Services can basically be thought of as the ability to run containerized(/Dockerized) applications as part of your pipeline. Whether it's Streamlit, a generic HTTP server, a MongoDB server or TensorBoard. It allows you to take any containerized application and integrate it with your data pipelines directly.
Makes sense! I like the point on the vendor lock in very much. Did you personally find yourself struggle with cloud specific abstractions, and find the friction to hinder iteration? Is that the motivation for starting Orchest?
Lastly, a friend who works at a Robotics startup in SF mentioned that their team do everything with Databricks notebooks and PySpark. Orchest provides subtle additional benefits like services. However, barring this and the ability to create pipelines with a graphical editor, other features you outline above seem to in large part be addressed by DataBricks as well. Am I right in understanding then that the beauty of Orchest stems from the additional concept of services?

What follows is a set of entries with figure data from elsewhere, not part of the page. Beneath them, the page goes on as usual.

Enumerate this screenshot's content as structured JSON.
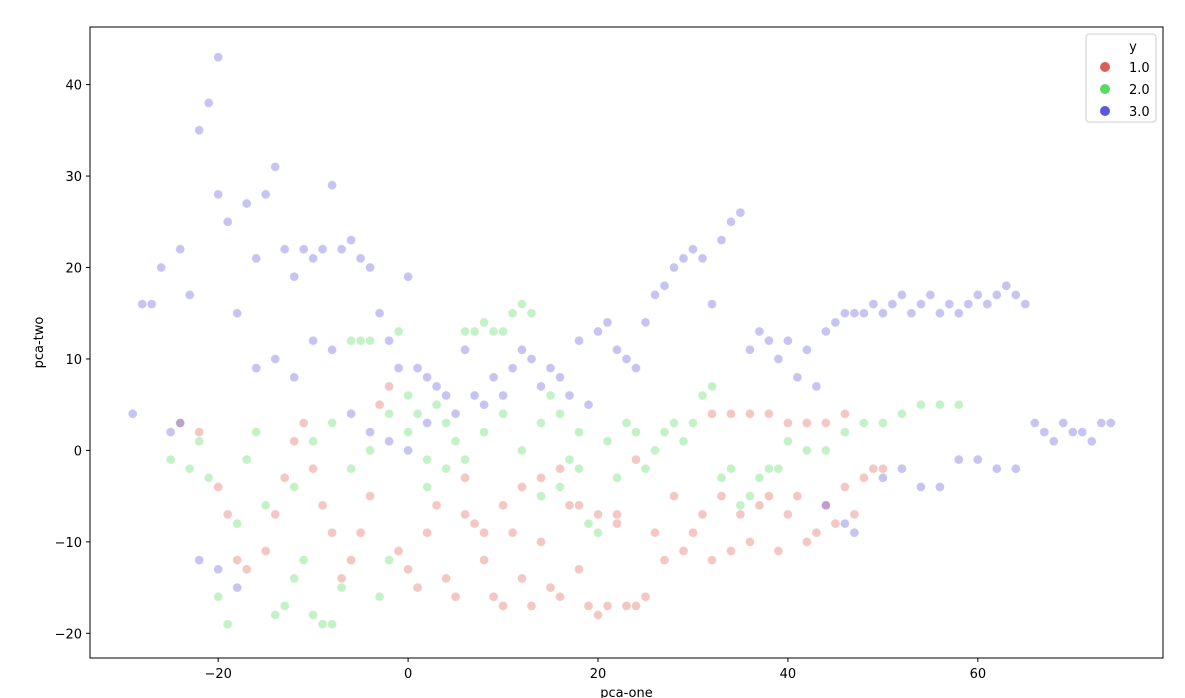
{
  "chart_data": {
    "type": "scatter",
    "title": "",
    "xlabel": "pca-one",
    "ylabel": "pca-two",
    "xlim": [
      -33.5,
      79.5
    ],
    "ylim": [
      -22.7,
      46.3
    ],
    "xticks": [
      -20,
      0,
      20,
      40,
      60
    ],
    "yticks": [
      -20,
      -10,
      0,
      10,
      20,
      30,
      40
    ],
    "grid": false,
    "legend": {
      "title": "y",
      "placement": "top-right",
      "entries": [
        "1.0",
        "2.0",
        "3.0"
      ]
    },
    "colors": {
      "1.0": "#db5f57",
      "2.0": "#57db5f",
      "3.0": "#5f57db"
    },
    "series": [
      {
        "name": "1.0",
        "points": [
          [
            -24,
            3
          ],
          [
            -22,
            2
          ],
          [
            -20,
            -4
          ],
          [
            -19,
            -7
          ],
          [
            -18,
            -12
          ],
          [
            -17,
            -13
          ],
          [
            -15,
            -11
          ],
          [
            -14,
            -7
          ],
          [
            -13,
            -3
          ],
          [
            -12,
            1
          ],
          [
            -11,
            3
          ],
          [
            -10,
            -2
          ],
          [
            -9,
            -6
          ],
          [
            -8,
            -9
          ],
          [
            -7,
            -14
          ],
          [
            -6,
            -12
          ],
          [
            -5,
            -9
          ],
          [
            -4,
            -5
          ],
          [
            -3,
            5
          ],
          [
            -2,
            7
          ],
          [
            -1,
            -11
          ],
          [
            0,
            -13
          ],
          [
            1,
            -15
          ],
          [
            2,
            -9
          ],
          [
            3,
            -6
          ],
          [
            4,
            -14
          ],
          [
            5,
            -16
          ],
          [
            6,
            -7
          ],
          [
            7,
            -8
          ],
          [
            8,
            -12
          ],
          [
            9,
            -16
          ],
          [
            10,
            -17
          ],
          [
            11,
            -9
          ],
          [
            12,
            -14
          ],
          [
            13,
            -17
          ],
          [
            14,
            -10
          ],
          [
            15,
            -15
          ],
          [
            16,
            -16
          ],
          [
            17,
            -6
          ],
          [
            18,
            -13
          ],
          [
            19,
            -17
          ],
          [
            20,
            -18
          ],
          [
            21,
            -17
          ],
          [
            22,
            -8
          ],
          [
            23,
            -17
          ],
          [
            24,
            -17
          ],
          [
            25,
            -16
          ],
          [
            26,
            -9
          ],
          [
            27,
            -12
          ],
          [
            28,
            -5
          ],
          [
            29,
            -11
          ],
          [
            30,
            -9
          ],
          [
            31,
            -7
          ],
          [
            32,
            -12
          ],
          [
            33,
            -5
          ],
          [
            34,
            -11
          ],
          [
            35,
            -7
          ],
          [
            36,
            -10
          ],
          [
            37,
            -6
          ],
          [
            38,
            -5
          ],
          [
            39,
            -11
          ],
          [
            40,
            -7
          ],
          [
            41,
            -5
          ],
          [
            42,
            -10
          ],
          [
            43,
            -9
          ],
          [
            44,
            -6
          ],
          [
            45,
            -8
          ],
          [
            46,
            -4
          ],
          [
            47,
            -7
          ],
          [
            48,
            -3
          ],
          [
            49,
            -2
          ],
          [
            50,
            -2
          ],
          [
            32,
            4
          ],
          [
            34,
            4
          ],
          [
            36,
            4
          ],
          [
            38,
            4
          ],
          [
            40,
            3
          ],
          [
            42,
            3
          ],
          [
            44,
            3
          ],
          [
            46,
            4
          ],
          [
            10,
            -6
          ],
          [
            12,
            -4
          ],
          [
            14,
            -3
          ],
          [
            16,
            -2
          ],
          [
            18,
            -6
          ],
          [
            20,
            -7
          ],
          [
            22,
            -7
          ],
          [
            24,
            -1
          ],
          [
            6,
            -3
          ],
          [
            8,
            -9
          ]
        ]
      },
      {
        "name": "2.0",
        "points": [
          [
            -25,
            -1
          ],
          [
            -23,
            -2
          ],
          [
            -22,
            1
          ],
          [
            -21,
            -3
          ],
          [
            -20,
            -16
          ],
          [
            -19,
            -19
          ],
          [
            -18,
            -8
          ],
          [
            -17,
            -1
          ],
          [
            -16,
            2
          ],
          [
            -15,
            -6
          ],
          [
            -14,
            -18
          ],
          [
            -13,
            -17
          ],
          [
            -12,
            -14
          ],
          [
            -11,
            -12
          ],
          [
            -10,
            -18
          ],
          [
            -9,
            -19
          ],
          [
            -8,
            -19
          ],
          [
            -7,
            -15
          ],
          [
            -6,
            12
          ],
          [
            -5,
            12
          ],
          [
            -4,
            12
          ],
          [
            -3,
            -16
          ],
          [
            -2,
            -12
          ],
          [
            -1,
            13
          ],
          [
            0,
            2
          ],
          [
            1,
            4
          ],
          [
            2,
            -1
          ],
          [
            3,
            5
          ],
          [
            4,
            -2
          ],
          [
            5,
            1
          ],
          [
            6,
            13
          ],
          [
            7,
            13
          ],
          [
            8,
            14
          ],
          [
            9,
            13
          ],
          [
            10,
            13
          ],
          [
            11,
            15
          ],
          [
            12,
            16
          ],
          [
            13,
            15
          ],
          [
            14,
            3
          ],
          [
            15,
            6
          ],
          [
            16,
            -4
          ],
          [
            17,
            -1
          ],
          [
            18,
            2
          ],
          [
            19,
            -8
          ],
          [
            20,
            -9
          ],
          [
            21,
            1
          ],
          [
            22,
            -3
          ],
          [
            23,
            3
          ],
          [
            24,
            2
          ],
          [
            25,
            -2
          ],
          [
            26,
            0
          ],
          [
            27,
            2
          ],
          [
            28,
            3
          ],
          [
            29,
            1
          ],
          [
            30,
            3
          ],
          [
            31,
            6
          ],
          [
            32,
            7
          ],
          [
            33,
            -3
          ],
          [
            34,
            -2
          ],
          [
            35,
            -6
          ],
          [
            36,
            -5
          ],
          [
            37,
            -3
          ],
          [
            38,
            -2
          ],
          [
            39,
            -2
          ],
          [
            40,
            1
          ],
          [
            42,
            0
          ],
          [
            44,
            0
          ],
          [
            46,
            2
          ],
          [
            48,
            3
          ],
          [
            50,
            3
          ],
          [
            52,
            4
          ],
          [
            54,
            5
          ],
          [
            56,
            5
          ],
          [
            58,
            5
          ],
          [
            -10,
            1
          ],
          [
            -8,
            3
          ],
          [
            -6,
            -2
          ],
          [
            -4,
            0
          ],
          [
            -2,
            4
          ],
          [
            0,
            6
          ],
          [
            2,
            -4
          ],
          [
            4,
            3
          ],
          [
            6,
            -1
          ],
          [
            8,
            2
          ],
          [
            10,
            4
          ],
          [
            12,
            0
          ],
          [
            14,
            -5
          ],
          [
            16,
            4
          ],
          [
            18,
            -2
          ],
          [
            -12,
            -4
          ]
        ]
      },
      {
        "name": "3.0",
        "points": [
          [
            -29,
            4
          ],
          [
            -28,
            16
          ],
          [
            -27,
            16
          ],
          [
            -26,
            20
          ],
          [
            -25,
            2
          ],
          [
            -24,
            22
          ],
          [
            -23,
            17
          ],
          [
            -22,
            35
          ],
          [
            -21,
            38
          ],
          [
            -20,
            43
          ],
          [
            -20,
            28
          ],
          [
            -19,
            25
          ],
          [
            -18,
            15
          ],
          [
            -17,
            27
          ],
          [
            -16,
            21
          ],
          [
            -15,
            28
          ],
          [
            -14,
            31
          ],
          [
            -13,
            22
          ],
          [
            -12,
            19
          ],
          [
            -11,
            22
          ],
          [
            -10,
            21
          ],
          [
            -9,
            22
          ],
          [
            -8,
            29
          ],
          [
            -7,
            22
          ],
          [
            -6,
            23
          ],
          [
            -5,
            21
          ],
          [
            -4,
            20
          ],
          [
            -3,
            15
          ],
          [
            -2,
            12
          ],
          [
            -1,
            9
          ],
          [
            0,
            19
          ],
          [
            1,
            9
          ],
          [
            2,
            8
          ],
          [
            3,
            7
          ],
          [
            4,
            6
          ],
          [
            5,
            4
          ],
          [
            6,
            11
          ],
          [
            7,
            6
          ],
          [
            8,
            5
          ],
          [
            9,
            8
          ],
          [
            10,
            6
          ],
          [
            11,
            9
          ],
          [
            12,
            11
          ],
          [
            13,
            10
          ],
          [
            14,
            7
          ],
          [
            15,
            9
          ],
          [
            16,
            8
          ],
          [
            17,
            6
          ],
          [
            18,
            12
          ],
          [
            19,
            5
          ],
          [
            20,
            13
          ],
          [
            21,
            14
          ],
          [
            22,
            11
          ],
          [
            23,
            10
          ],
          [
            24,
            9
          ],
          [
            25,
            14
          ],
          [
            26,
            17
          ],
          [
            27,
            18
          ],
          [
            28,
            20
          ],
          [
            29,
            21
          ],
          [
            30,
            22
          ],
          [
            31,
            21
          ],
          [
            32,
            16
          ],
          [
            33,
            23
          ],
          [
            34,
            25
          ],
          [
            35,
            26
          ],
          [
            36,
            11
          ],
          [
            37,
            13
          ],
          [
            38,
            12
          ],
          [
            39,
            10
          ],
          [
            40,
            12
          ],
          [
            41,
            8
          ],
          [
            42,
            11
          ],
          [
            43,
            7
          ],
          [
            44,
            13
          ],
          [
            45,
            14
          ],
          [
            46,
            15
          ],
          [
            47,
            15
          ],
          [
            48,
            15
          ],
          [
            49,
            16
          ],
          [
            50,
            15
          ],
          [
            51,
            16
          ],
          [
            52,
            17
          ],
          [
            53,
            15
          ],
          [
            54,
            16
          ],
          [
            55,
            17
          ],
          [
            56,
            15
          ],
          [
            57,
            16
          ],
          [
            58,
            15
          ],
          [
            59,
            16
          ],
          [
            60,
            17
          ],
          [
            61,
            16
          ],
          [
            62,
            17
          ],
          [
            63,
            18
          ],
          [
            64,
            17
          ],
          [
            65,
            16
          ],
          [
            66,
            3
          ],
          [
            67,
            2
          ],
          [
            68,
            1
          ],
          [
            69,
            3
          ],
          [
            70,
            2
          ],
          [
            71,
            2
          ],
          [
            72,
            1
          ],
          [
            73,
            3
          ],
          [
            74,
            3
          ],
          [
            50,
            -3
          ],
          [
            52,
            -2
          ],
          [
            54,
            -4
          ],
          [
            56,
            -4
          ],
          [
            58,
            -1
          ],
          [
            60,
            -1
          ],
          [
            62,
            -2
          ],
          [
            64,
            -2
          ],
          [
            44,
            -6
          ],
          [
            46,
            -8
          ],
          [
            47,
            -9
          ],
          [
            -22,
            -12
          ],
          [
            -20,
            -13
          ],
          [
            -18,
            -15
          ],
          [
            -24,
            3
          ],
          [
            -16,
            9
          ],
          [
            -14,
            10
          ],
          [
            -12,
            8
          ],
          [
            -10,
            12
          ],
          [
            -8,
            11
          ],
          [
            -6,
            4
          ],
          [
            -4,
            2
          ],
          [
            -2,
            1
          ],
          [
            0,
            0
          ],
          [
            2,
            3
          ]
        ]
      }
    ]
  }
}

To be transparent (since the above can feel quite blunt/an attack on Orchest which this is not), I'm merely trying to ascertain industry solutions and why people have chosen some over others. The stars on Github evidence the success of the platform.
10/07/2021, 12:54 PM
No worries, these are great questions. It helps everyone build a more informed perspective.
I think a key difference between Databricks and Orchest is the focus of Databricks on Spark and the JVM ecosystem.
We generally recommend users to use modern PyData oriented alternatives to Spark such as Dask or Ray for scale out processing.
Another significant difference is that Databricks the platform isn’t open source. So you can’t self host it in the environments you want. It’s only available as a service at various cloud providers.
I think we take a pretty different approach to orchestration with Orchest as well. While Databricks does support jobs and visual representations if those jobs as DAGs, its process to create these jobs with interdependent steps is fundamentally different between the two tools.
We find that our approach is a bit more accessible and amenable to quick iteration. This is particularly helpful during development.
Note, if anyone feels that I’m misrepresenting anything about Databricks please do correct me. I only have a surface level understanding of the intricacies of their solution (which is always evolving too, of course).